How to Propagate Seablite
Propagate seablite from seed or cuttings. Seablite propagated from cuttings in early autumn can be grown on for next year’s crop. You will need to leave the cut stem to callous for 48 hours before dipping in rooting hormone, and planting into a gritty, saline soil, watered every few days once the previous water has drained completely.
To start seablite from seed, fill the pot it is to grow in with the seaweed compost noted above (I like to use a long window box so the young plants don’t need to be disturbed or replanted).
Sow them any time between spring and late autumn, and keep the soil lightly moist until they are growing strongly, then irrigate regularly and allow water to drain fully as they establish.
Harvesting Seablite
Harvest wild seablite sparingly, and be considerate of the natural environment. Seablite is a salt marsh plant. In NSW, salt marshes are protected areas, and harvesting is not advised.
If you find seablite in wet coastal pockets, or in its occasional home in free-draining rocky slopes, it is safe to harvest without disturbing its ecosystem.
If you require seablite in large quantities, grow your own using the methods above.
Which parts of Seablite to harvest, and how to store it
Seablite leaves and flowers can both be eaten, and the stems are safe to consume, though not as tender, or pleasant. Cut off the younger sections of growth from seablite plants, taking about 15-20 cm of stem, back to a pair of leaves where the plant can easily regenerate.

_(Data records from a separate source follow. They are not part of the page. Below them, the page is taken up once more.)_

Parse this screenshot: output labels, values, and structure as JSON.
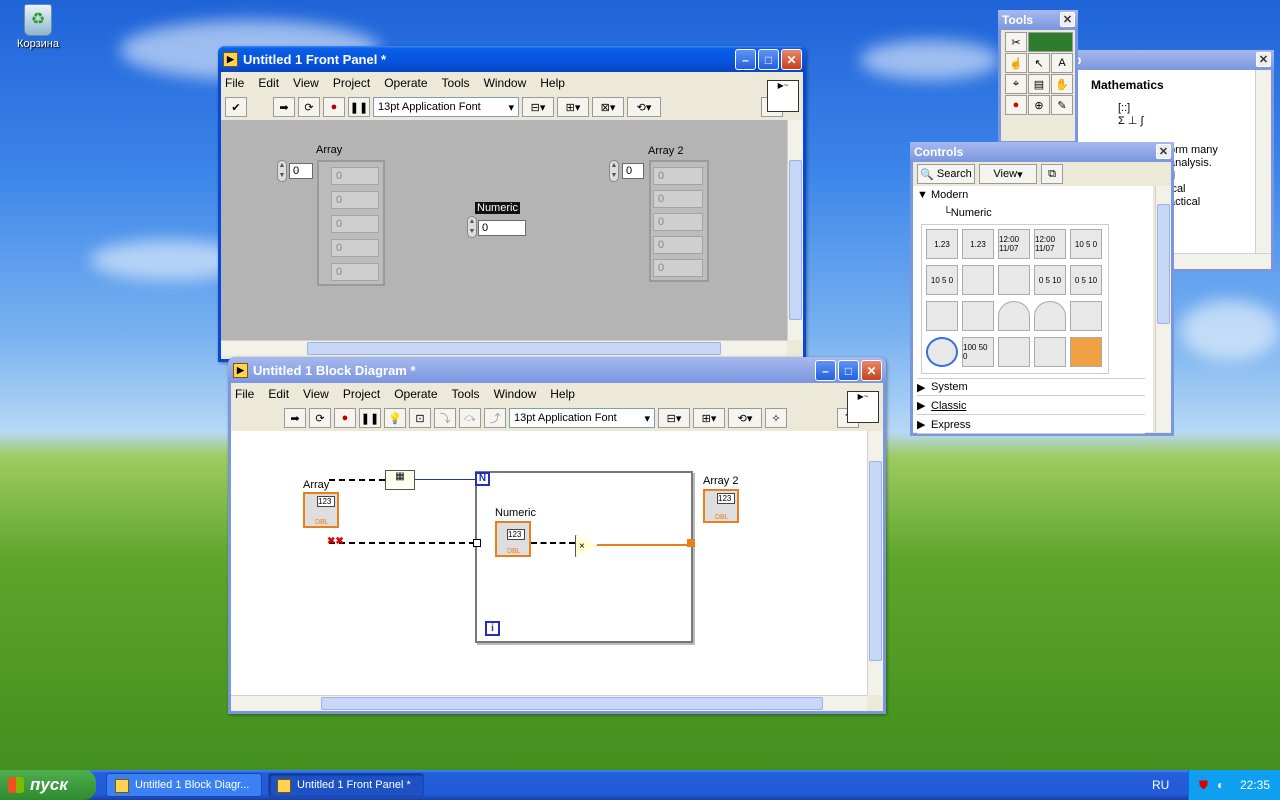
{
  "desktop": {
    "recycle_bin_label": "Корзина"
  },
  "front_panel": {
    "title": "Untitled 1 Front Panel *",
    "menu": [
      "File",
      "Edit",
      "View",
      "Project",
      "Operate",
      "Tools",
      "Window",
      "Help"
    ],
    "font_select": "13pt Application Font",
    "controls": {
      "array_label": "Array",
      "array_index": "0",
      "array_values": [
        "0",
        "0",
        "0",
        "0",
        "0"
      ],
      "numeric_label": "Numeric",
      "numeric_value": "0",
      "array2_label": "Array 2",
      "array2_index": "0",
      "array2_values": [
        "0",
        "0",
        "0",
        "0",
        "0"
      ]
    }
  },
  "block_diagram": {
    "title": "Untitled 1 Block Diagram *",
    "menu": [
      "File",
      "Edit",
      "View",
      "Project",
      "Operate",
      "Tools",
      "Window",
      "Help"
    ],
    "font_select": "13pt Application Font",
    "nodes": {
      "array_label": "Array",
      "array_type": "DBL",
      "array_icon": "123",
      "numeric_label": "Numeric",
      "numeric_type": "DBL",
      "numeric_icon": "123",
      "array2_label": "Array 2",
      "array2_type": "DBL",
      "array2_icon": "123",
      "loop_count": "N",
      "loop_index": "i",
      "multiply": "×"
    }
  },
  "tools_palette": {
    "title": "Tools"
  },
  "controls_palette": {
    "title": "Controls",
    "search_label": "Search",
    "view_label": "View",
    "tree": {
      "modern": "Modern",
      "numeric": "Numeric",
      "system": "System",
      "classic": "Classic",
      "express": "Express"
    },
    "icons": [
      "1.23",
      "1.23",
      "12:00 11/07",
      "12:00 11/07",
      "10 5 0",
      "10 5 0",
      "",
      "",
      "0 5 10",
      "0 5 10",
      "",
      "",
      "",
      "",
      "",
      "",
      "100 50 0",
      "",
      "",
      ""
    ]
  },
  "help_window": {
    "heading": "Mathematics",
    "lines": [
      "orm many",
      "analysis.",
      "d",
      "ical",
      "actical"
    ]
  },
  "taskbar": {
    "start_label": "пуск",
    "tasks": [
      "Untitled 1 Block Diagr...",
      "Untitled 1 Front Panel *"
    ],
    "language": "RU",
    "clock": "22:35"
  }
}
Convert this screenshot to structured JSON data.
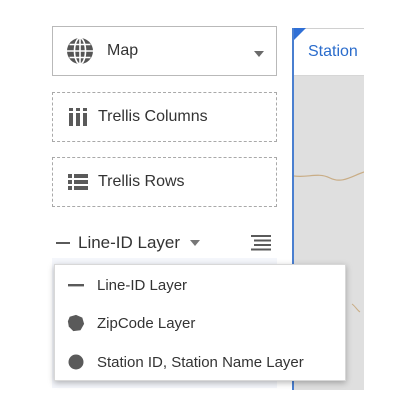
{
  "colors": {
    "accent": "#2a6ccc",
    "canvas_background": "#dfdfdf",
    "icon_gray": "#5a5a5a"
  },
  "shelf": {
    "viz_type": {
      "label": "Map",
      "icon": "globe-icon"
    },
    "drop_zones": [
      {
        "label": "Trellis Columns",
        "icon": "trellis-columns-icon"
      },
      {
        "label": "Trellis Rows",
        "icon": "trellis-rows-icon"
      }
    ],
    "layer_selector": {
      "selected": "Line-ID Layer",
      "icon": "line-icon",
      "menu_icon": "menu-lines-icon"
    }
  },
  "layer_menu": {
    "items": [
      {
        "label": "Line-ID Layer",
        "icon": "line-icon"
      },
      {
        "label": "ZipCode Layer",
        "icon": "polygon-icon"
      },
      {
        "label": "Station ID, Station Name Layer",
        "icon": "point-icon"
      }
    ]
  },
  "canvas": {
    "title": "Station"
  }
}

Strip the leaves from the stem, and use them straight away, or pickle them for longer storage.
Wrapping Up Our Seablite Guide
Seablite isn’t easy to grow, and pretty much all of the commercial growers grow it in its natural conditions or replace it on mass. At home, it's a more experimental method, but worth trying.
Regardless of growing your own, you should absolutely get to know seablite as a forage crop, because seablite as a bush tucker food is spectacular.